Module 5: Postcolonial Translation
  Lecture 17: The Making of a Nation – A Case Study of Anandamath
 

 

Mother India or Mother Goddess?

The song in the novel is immediately followed by Mahendra being inducted into the Andandamath by Satyananda where he is taken to one room after the other to see different images of the Mother. In the first he sees her in the lap of Vishnu. In the next room he is shown the “Mother as she was”; Aurobindo calls her “jagaddhatri” while Lipner has “Goddess as Bearer of the earth” (149). In the room after that Mahendra is brought face to face with “Mother as she is”, in the image of the terrible Kali, stripped bare and naked but for a skull garland. Satyananda explains that the glorious Mother as she was has been reduced to this state. Mahendra is again led through another passage to confront yet another image of the “Mother as she will be” as the golden ten-armed Goddess. She has crushed all her enemies and is glitteringly resplendent.

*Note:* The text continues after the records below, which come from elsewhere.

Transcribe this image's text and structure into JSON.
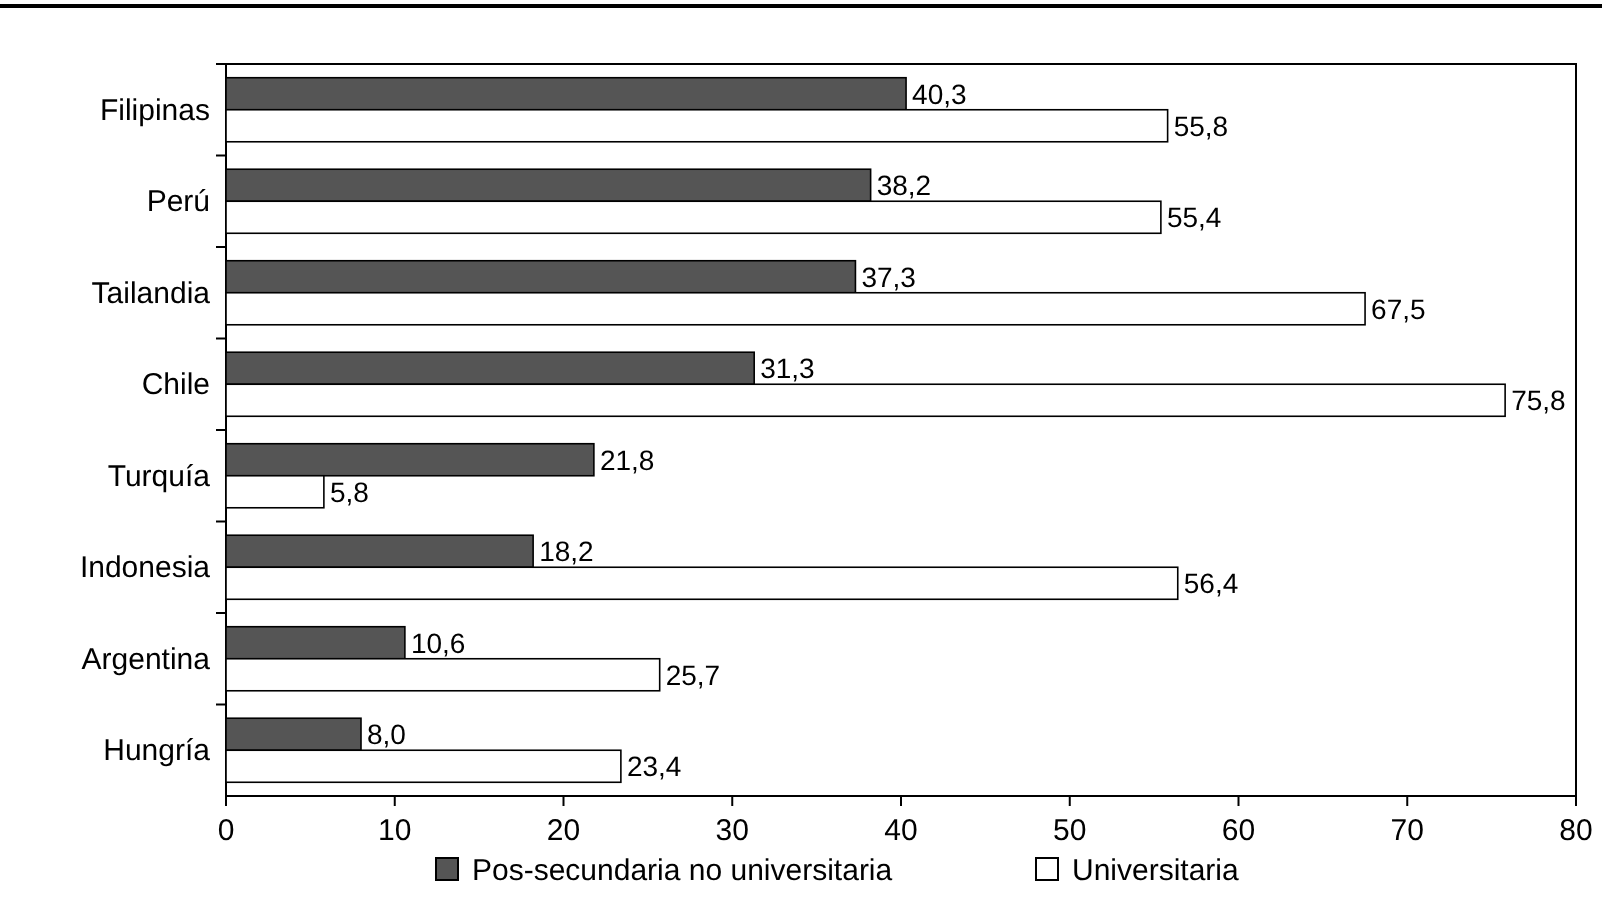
{
  "chart_data": {
    "type": "bar",
    "orientation": "horizontal",
    "categories": [
      "Filipinas",
      "Perú",
      "Tailandia",
      "Chile",
      "Turquía",
      "Indonesia",
      "Argentina",
      "Hungría"
    ],
    "series": [
      {
        "name": "Pos-secundaria no universitaria",
        "color": "#555555",
        "values": [
          40.3,
          38.2,
          37.3,
          31.3,
          21.8,
          18.2,
          10.6,
          8.0
        ],
        "value_labels": [
          "40,3",
          "38,2",
          "37,3",
          "31,3",
          "21,8",
          "18,2",
          "10,6",
          "8,0"
        ]
      },
      {
        "name": "Universitaria",
        "color": "#ffffff",
        "values": [
          55.8,
          55.4,
          67.5,
          75.8,
          5.8,
          56.4,
          25.7,
          23.4
        ],
        "value_labels": [
          "55,8",
          "55,4",
          "67,5",
          "75,8",
          "5,8",
          "56,4",
          "25,7",
          "23,4"
        ]
      }
    ],
    "xlim": [
      0,
      80
    ],
    "xticks": [
      0,
      10,
      20,
      30,
      40,
      50,
      60,
      70,
      80
    ],
    "grid": false,
    "legend": "bottom"
  }
}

Roy replaced the image of the goddess by a map of Mother India: “gigantic, imposing, resplendent, yes, almost a living map of India ” in the first room. His guide the ascetic explains that “This is our Mother India as she was before the British conquest”. This is followed by a “map of India in rags and tears” in the next room. A sword hangs over this Mother India and it is explained as the representation of the sword by which the British keep India in subjection. The final glorious picture is of a “map of a golden India —bright, beautiful, full of glory and dignity!” (43) Mother India is a concept that entered the discourse of the nation at a much later stage than Bankim's. When Bankim's identification of the nation with the goddess became problematic, Roy gave it a more acceptable secular image to go with the nationalistic ideals. The Muslim as enemy has been replaced by the British in the Roy translation, thus making it a perfectly patriotic anti-British text.